Dizem que em Maputo ninguém anda a pé por gosto, só por desespero ou falta de chapa. Os chapeiros são reis sem coroa e com buzina, governando as estradas como se fossem avenidas do seu quintal. O cobrador, com o braço de fora e o cigarro pendurado, anuncia: “Entra, mas paga já, porque confiança morreu ontem”.

Quando os passageiros reclamam da falta de respeito, os motoristas respondem com filosofia: “Se não gosta, desce e vá a pé. O Estado que te leve”. Mas, coitado do Estado! Ele já não tem pernas, muito menos autocarros. O município, em vez de mandar ordem, também apanha boleia: entra pela porta da frente, paga meia tarifa e finge que não viu nada.

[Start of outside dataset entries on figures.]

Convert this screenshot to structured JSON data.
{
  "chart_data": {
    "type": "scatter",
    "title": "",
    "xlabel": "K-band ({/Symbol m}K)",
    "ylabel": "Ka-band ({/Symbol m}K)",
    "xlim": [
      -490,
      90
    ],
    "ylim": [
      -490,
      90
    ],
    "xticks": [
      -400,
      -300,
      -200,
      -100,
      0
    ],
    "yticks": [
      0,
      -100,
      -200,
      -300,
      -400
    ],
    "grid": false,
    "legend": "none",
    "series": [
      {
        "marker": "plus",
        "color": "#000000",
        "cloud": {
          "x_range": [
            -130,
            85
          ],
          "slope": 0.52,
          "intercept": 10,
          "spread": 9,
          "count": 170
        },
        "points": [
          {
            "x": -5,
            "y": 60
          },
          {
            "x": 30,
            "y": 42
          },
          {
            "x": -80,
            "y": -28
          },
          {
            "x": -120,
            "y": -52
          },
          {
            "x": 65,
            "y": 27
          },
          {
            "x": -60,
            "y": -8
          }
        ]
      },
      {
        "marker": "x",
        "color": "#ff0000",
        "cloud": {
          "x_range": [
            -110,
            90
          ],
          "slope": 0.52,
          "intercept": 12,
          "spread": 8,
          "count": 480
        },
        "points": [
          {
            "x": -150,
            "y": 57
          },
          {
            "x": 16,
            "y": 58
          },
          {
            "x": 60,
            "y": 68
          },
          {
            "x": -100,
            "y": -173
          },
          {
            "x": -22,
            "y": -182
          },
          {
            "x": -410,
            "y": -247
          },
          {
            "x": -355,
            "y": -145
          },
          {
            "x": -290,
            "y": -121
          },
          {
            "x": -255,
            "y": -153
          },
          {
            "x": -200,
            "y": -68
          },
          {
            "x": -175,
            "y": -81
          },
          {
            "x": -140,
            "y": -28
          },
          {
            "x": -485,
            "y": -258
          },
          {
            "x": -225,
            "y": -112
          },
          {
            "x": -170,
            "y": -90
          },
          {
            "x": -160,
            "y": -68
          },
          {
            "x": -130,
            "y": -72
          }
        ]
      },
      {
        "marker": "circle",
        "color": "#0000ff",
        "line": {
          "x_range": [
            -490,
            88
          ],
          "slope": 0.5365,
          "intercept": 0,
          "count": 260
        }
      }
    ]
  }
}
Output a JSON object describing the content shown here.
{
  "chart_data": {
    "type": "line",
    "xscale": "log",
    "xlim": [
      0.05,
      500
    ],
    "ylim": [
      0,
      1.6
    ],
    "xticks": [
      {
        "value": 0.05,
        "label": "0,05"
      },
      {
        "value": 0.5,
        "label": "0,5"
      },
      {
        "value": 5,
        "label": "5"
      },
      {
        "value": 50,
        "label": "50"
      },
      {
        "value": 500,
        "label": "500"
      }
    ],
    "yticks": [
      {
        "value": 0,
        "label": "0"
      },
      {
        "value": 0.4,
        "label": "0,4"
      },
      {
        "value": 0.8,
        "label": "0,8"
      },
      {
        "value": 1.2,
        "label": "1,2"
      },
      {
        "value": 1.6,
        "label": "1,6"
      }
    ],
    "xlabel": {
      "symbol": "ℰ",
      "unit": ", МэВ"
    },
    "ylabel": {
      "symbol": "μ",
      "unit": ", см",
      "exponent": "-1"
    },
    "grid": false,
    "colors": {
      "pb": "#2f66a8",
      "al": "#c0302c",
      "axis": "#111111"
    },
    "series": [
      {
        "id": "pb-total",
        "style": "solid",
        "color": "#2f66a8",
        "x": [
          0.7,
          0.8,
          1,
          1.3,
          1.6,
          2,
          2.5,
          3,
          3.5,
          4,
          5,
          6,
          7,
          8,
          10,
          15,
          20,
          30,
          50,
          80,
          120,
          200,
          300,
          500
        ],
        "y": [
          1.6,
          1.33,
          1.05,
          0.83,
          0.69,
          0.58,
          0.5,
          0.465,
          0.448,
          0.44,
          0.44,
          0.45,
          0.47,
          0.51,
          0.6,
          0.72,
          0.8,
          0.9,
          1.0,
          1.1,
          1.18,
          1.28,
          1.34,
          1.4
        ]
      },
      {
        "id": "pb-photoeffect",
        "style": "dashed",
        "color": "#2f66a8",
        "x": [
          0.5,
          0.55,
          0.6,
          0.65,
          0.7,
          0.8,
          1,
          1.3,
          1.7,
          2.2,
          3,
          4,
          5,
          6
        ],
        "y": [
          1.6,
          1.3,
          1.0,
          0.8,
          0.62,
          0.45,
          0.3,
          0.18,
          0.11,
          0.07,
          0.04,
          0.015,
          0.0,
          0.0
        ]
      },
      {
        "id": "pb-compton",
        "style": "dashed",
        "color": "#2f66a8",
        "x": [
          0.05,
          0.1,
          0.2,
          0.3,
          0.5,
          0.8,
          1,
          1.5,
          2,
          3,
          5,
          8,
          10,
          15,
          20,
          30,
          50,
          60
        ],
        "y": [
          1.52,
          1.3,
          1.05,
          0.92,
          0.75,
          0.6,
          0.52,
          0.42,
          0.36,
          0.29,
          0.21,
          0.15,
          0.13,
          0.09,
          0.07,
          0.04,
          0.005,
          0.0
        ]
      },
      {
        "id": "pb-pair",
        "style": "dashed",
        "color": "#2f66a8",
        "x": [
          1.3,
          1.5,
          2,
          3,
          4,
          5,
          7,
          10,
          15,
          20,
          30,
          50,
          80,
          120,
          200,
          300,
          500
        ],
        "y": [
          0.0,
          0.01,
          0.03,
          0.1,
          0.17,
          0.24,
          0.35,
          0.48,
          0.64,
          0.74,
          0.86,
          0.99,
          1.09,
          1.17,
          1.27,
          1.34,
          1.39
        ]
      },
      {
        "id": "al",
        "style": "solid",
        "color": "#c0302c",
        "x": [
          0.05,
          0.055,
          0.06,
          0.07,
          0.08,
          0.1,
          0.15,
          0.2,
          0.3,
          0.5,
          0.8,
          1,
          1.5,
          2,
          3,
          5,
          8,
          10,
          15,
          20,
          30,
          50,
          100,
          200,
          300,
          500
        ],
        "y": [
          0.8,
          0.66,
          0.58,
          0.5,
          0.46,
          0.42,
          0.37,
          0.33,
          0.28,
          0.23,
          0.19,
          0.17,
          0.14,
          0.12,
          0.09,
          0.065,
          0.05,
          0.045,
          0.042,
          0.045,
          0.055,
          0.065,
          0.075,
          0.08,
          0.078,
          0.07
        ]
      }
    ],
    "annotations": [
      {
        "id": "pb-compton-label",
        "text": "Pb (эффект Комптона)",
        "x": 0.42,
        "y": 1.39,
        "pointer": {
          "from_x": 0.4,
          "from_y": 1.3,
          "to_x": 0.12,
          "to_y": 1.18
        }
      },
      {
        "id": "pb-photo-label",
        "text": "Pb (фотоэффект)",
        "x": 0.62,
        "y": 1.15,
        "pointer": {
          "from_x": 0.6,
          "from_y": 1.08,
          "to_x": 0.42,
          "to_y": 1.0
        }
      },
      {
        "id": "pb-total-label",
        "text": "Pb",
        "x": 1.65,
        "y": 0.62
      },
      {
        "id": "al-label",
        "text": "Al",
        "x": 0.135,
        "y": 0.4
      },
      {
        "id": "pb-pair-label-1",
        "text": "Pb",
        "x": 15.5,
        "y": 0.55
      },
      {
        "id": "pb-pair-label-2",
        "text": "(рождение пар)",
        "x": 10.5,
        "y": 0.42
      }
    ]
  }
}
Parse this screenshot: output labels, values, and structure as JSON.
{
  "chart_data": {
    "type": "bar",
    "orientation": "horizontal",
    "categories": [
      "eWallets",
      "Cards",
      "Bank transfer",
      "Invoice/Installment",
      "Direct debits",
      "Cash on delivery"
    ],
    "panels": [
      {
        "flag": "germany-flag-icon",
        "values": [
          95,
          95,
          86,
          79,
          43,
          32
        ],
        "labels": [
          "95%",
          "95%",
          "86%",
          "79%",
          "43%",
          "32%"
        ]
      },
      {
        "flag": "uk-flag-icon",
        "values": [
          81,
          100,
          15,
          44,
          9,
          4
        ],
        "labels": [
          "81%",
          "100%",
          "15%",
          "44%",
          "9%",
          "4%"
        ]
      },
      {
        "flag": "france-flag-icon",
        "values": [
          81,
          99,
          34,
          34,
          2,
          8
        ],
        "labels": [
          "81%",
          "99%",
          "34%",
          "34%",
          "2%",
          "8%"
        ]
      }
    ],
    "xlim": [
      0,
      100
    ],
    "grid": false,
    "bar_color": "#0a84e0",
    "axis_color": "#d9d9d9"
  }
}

E a cena repete-se todos os dias: chapas encurtando rotas como quem corta bolo em festa de criança. “Ah, não vamos até ao fim, só até meio. Quem quiser que continue com os pés”. E o povo, pacato refém, obedece, porque se reclamar muito, o chapeiro fecha a porta na cara e segue viagem com ar de general vitorioso.

No meio disso tudo, o Estado está ali, a assistir, como vizinho curioso na janela. Em vez de impor ordem, prefere fazer de conta que os buracos na estrada são estratégia de mobilidade: “Quem anda devagar não se atrasa”.

E já que o município não sabe como resolver, alguns sugerem que se estude a possibilidade de um metro em Maputo, porque, convenhamos, os chapas já se julgam comboios desgovernados, só lhes falta andar nos trilhos. Aí sim, os transportadores privados podiam ser gentilmente retirados das estradas e deixados para abrir suas próprias linhas de táxi… de bicicleta. Outra medida inteligente seria instalar câmeras em todas as avenidas, não para ver quem passou no sinal vermelho (isso já é rotina), mas para identificar os verdadeiros artistas do volante: os motoristas prevaricadores, que acreditam que cada curva é uma pista de rali.

Mas cuidado, Maputo! Se a coisa continuar assim, não tardará o dia em que os chapeiros vão criar a “Constituição das Estradas Paralelas”: artigo 1º – o passageiro não tem direitos; artigo 2º – o motorista manda; artigo 3º – o município só observa e, quando pode, também apanha boleia.

Portanto, fica aqui o apelo: se o município não sabe governar os chapas, que pelo menos abra uma escola para ensinar a sorrir enquanto cobra caro. Afinal, humor também é serviço público.